The problem comes later when I iterate through the list (using "list <item>::iterator i";) When it gets to the test object, it calls item's display() rather than test's display(). The reason I did all of this inheritance and virtual function code was so that i could put test into the items list and have its own display() method called.
It's operating like it thinks test is an item; so it's not dynamically binding test's display() method. Am I doing something wrong? I've verified that the method declarations and definition headers are identical.
Thanks.
-gss
c++ virtual function problem
Re: c++ virtual function problem
OK, simplified my code into the following example app showing the problem.
This results in the output:
I expected the last line to read "Test: Test", just like the 2nd line did when b->display() was called directly. I thought that despite the list being a list of "Item"s, when the object referenced is a "test", test's display would be called, but obviously that isn't the case. Any easy way to adjust this to get what I want?

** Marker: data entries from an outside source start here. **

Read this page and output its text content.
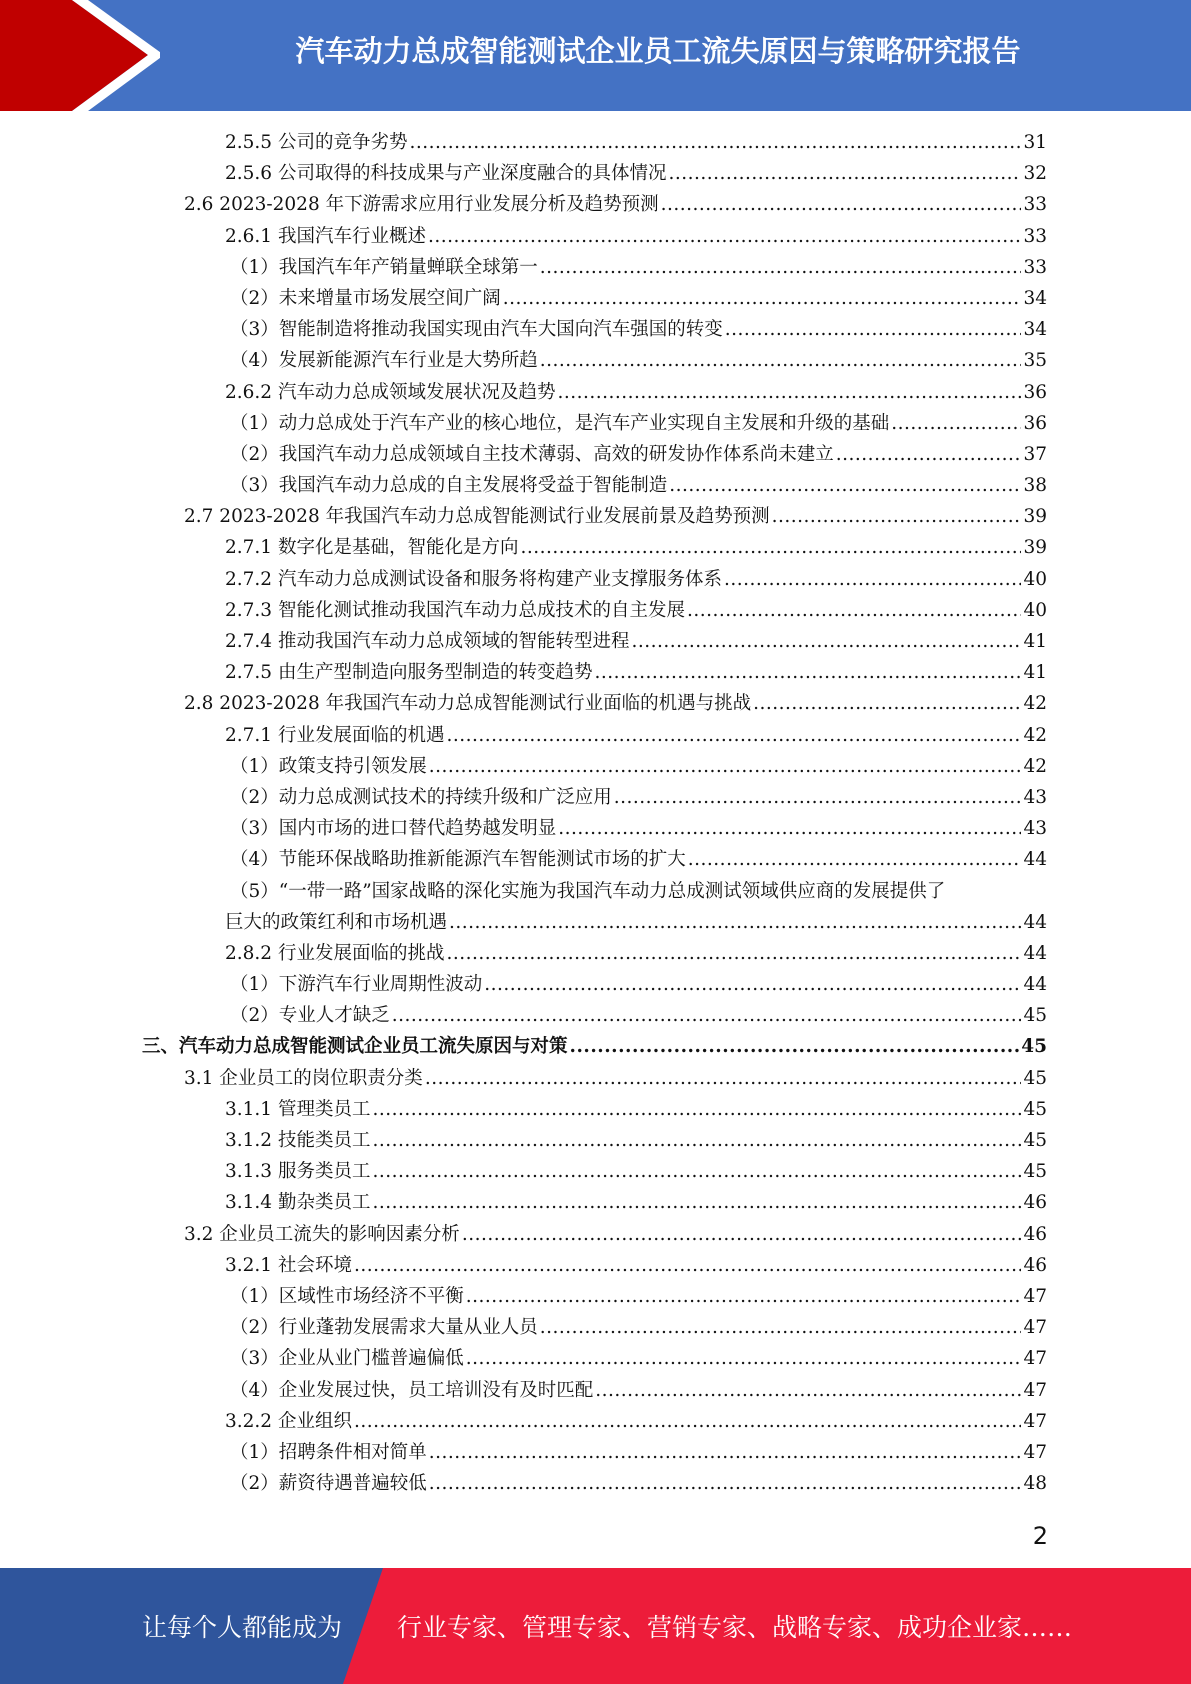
汽车动力总成智能测试企业员工流失原因与策略研究报告
2.5.5 公司的竞争劣势 .....	31
2.5.6 公司取得的科技成果与产业深度融合的具体情况 .....	32
2.6 2023-2028 年下游需求应用行业发展分析及趋势预测 .....	33
2.6.1 我国汽车行业概述 .....	33
（1）我国汽车年产销量蝉联全球第一 .....	33
（2）未来增量市场发展空间广阔 .....	34
（3）智能制造将推动我国实现由汽车大国向汽车强国的转变 .....	34
（4）发展新能源汽车行业是大势所趋 .....	35
2.6.2 汽车动力总成领域发展状况及趋势 .....	36
（1）动力总成处于汽车产业的核心地位，是汽车产业实现自主发展和升级的基础 .....	36
（2）我国汽车动力总成领域自主技术薄弱、高效的研发协作体系尚未建立 .....	37
（3）我国汽车动力总成的自主发展将受益于智能制造 .....	38
2.7 2023-2028 年我国汽车动力总成智能测试行业发展前景及趋势预测 .....	39
2.7.1 数字化是基础，智能化是方向 .....	39
2.7.2 汽车动力总成测试设备和服务将构建产业支撑服务体系 .....	40
2.7.3 智能化测试推动我国汽车动力总成技术的自主发展 .....	40
2.7.4 推动我国汽车动力总成领域的智能转型进程 .....	41
2.7.5 由生产型制造向服务型制造的转变趋势 .....	41
2.8 2023-2028 年我国汽车动力总成智能测试行业面临的机遇与挑战 .....	42
2.7.1 行业发展面临的机遇 .....	42
（1）政策支持引领发展 .....	42
（2）动力总成测试技术的持续升级和广泛应用 .....	43
（3）国内市场的进口替代趋势越发明显 .....	43
（4）节能环保战略助推新能源汽车智能测试市场的扩大 .....	44
（5）“一带一路”国家战略的深化实施为我国汽车动力总成测试领域供应商的发展提供了
巨大的政策红利和市场机遇 .....	44
2.8.2 行业发展面临的挑战 .....	44
（1）下游汽车行业周期性波动 .....	44
（2）专业人才缺乏 .....	45
三、汽车动力总成智能测试企业员工流失原因与对策 .....	45
3.1 企业员工的岗位职责分类 .....	45
3.1.1 管理类员工 .....	45
3.1.2 技能类员工 .....	45
3.1.3 服务类员工 .....	45
3.1.4 勤杂类员工 .....	46
3.2 企业员工流失的影响因素分析 .....	46
3.2.1 社会环境 .....	46
（1）区域性市场经济不平衡 .....	47
（2）行业蓬勃发展需求大量从业人员 .....	47
（3）企业从业门槛普遍偏低 .....	47
（4）企业发展过快，员工培训没有及时匹配 .....	47
3.2.2 企业组织 .....	47
（1）招聘条件相对简单 .....	47
（2）薪资待遇普遍较低 .....	48
2
让每个人都能成为 行业专家、管理专家、营销专家、战略专家、成功企业家……
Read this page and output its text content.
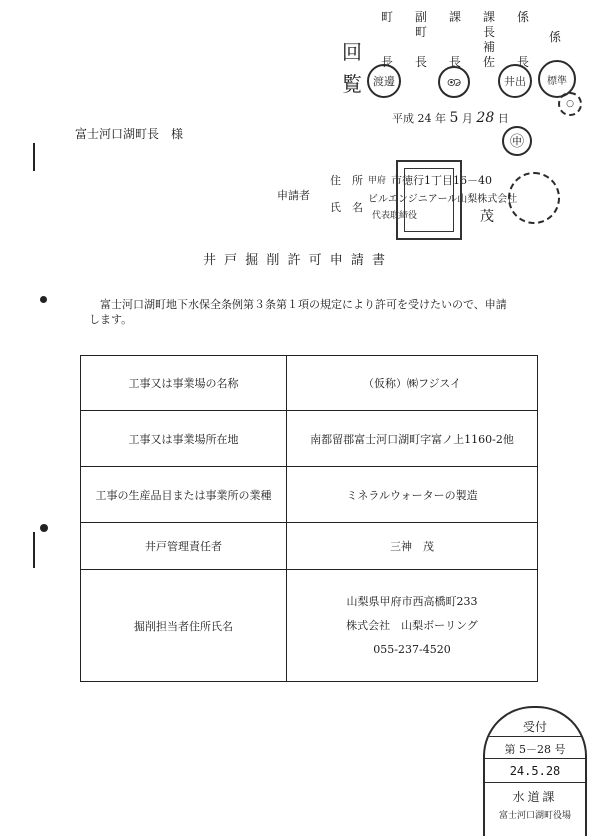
回
覧
町
長
副
町
長
課
長
課
長
補
佐
係
長
係
渡邊	ꩨ	井出 標準
○
㊥
平成 24 年 5 月 28 日
富士河口湖町長　様
申請者
住　所 甲府 市徳行1丁目16－40
氏　名
ビルエンジニアール山梨株式会社
代表取締役	茂
井 戸 掘 削 許 可 申 請 書
富士河口湖町地下水保全条例第３条第１項の規定により許可を受けたいので、申請
します。
工事又は事業場の名称	（仮称）㈱フジスイ
工事又は事業場所在地	南都留郡富士河口湖町字富ノ上1160-2他
工事の生産品目または事業所の業種	ミネラルウォーターの製造
井戸管理責任者	三神　茂
掘削担当者住所氏名	山梨県甲府市西高橋町233
株式会社　山梨ボーリング
055-237-4520
受付
第 5－28 号
24.5.28
水道課
富士河口湖町役場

EDIT: I also just tried pulling the items off of the list and referencing them with Item *, trying to re-create the objects as they were before being pushed onto the list, but it still always used Item's display().
Code: Select all
#include <iostream>
#include <string>
#include <list>
using namespace std;
class Item
{
public:
Item() {}
virtual void set_name (string new_name) {
name = new_name;
}
virtual void display() {
cout << "Item: " << name.c_str() << "\n";
}
protected:
string name;
};
class Test: public Item
{
public:
Test() {}
void display() {
cout << "Test: " << name.c_str() << "\n";
}
};
int main (int argc, char **argv)
{
Item *a,*b;
list <Item> items;
list <Item>::iterator i;
a = new Item();
b = new Test();
a->set_name("Item");
b->set_name("Test");
items.push_back(*a);
items.push_back(*b);
cout << "Calling display methods directly\n";
a->display();
b->display();
cout << "\nCalling display methods through the list iterator\n";
for (i=items.begin(); i != items.end(); ++i) {
i->display();
}
}
Code: Select all
Calling display methods directly
Item: Item
Test: Test
Calling display methods through the list iterator
Item: Item
Item: Test
EDIT: I also just tried pulling the items off of the list and referencing them with Item *, trying to re-create the objects as they were before being pushed onto the list, but it still always used Item's display().
Re: c++ virtual function problem
Instead of a list of type list<Item>, have a list of type list<Item *>. Here is an explanation from the C++ FAQ.
Generally, objects that are part of an inheritance hierarchy should be passed by reference or by pointer, not by value, since only then do you get the (desired) dynamic binding (pass-by-value doesn't mix with inheritance, since larger derived class objects get sliced when passed by value as a base class object).
Re: c++ virtual function problem
Ahhh yes, of course. Made the change and it works as expected. Thanks so much!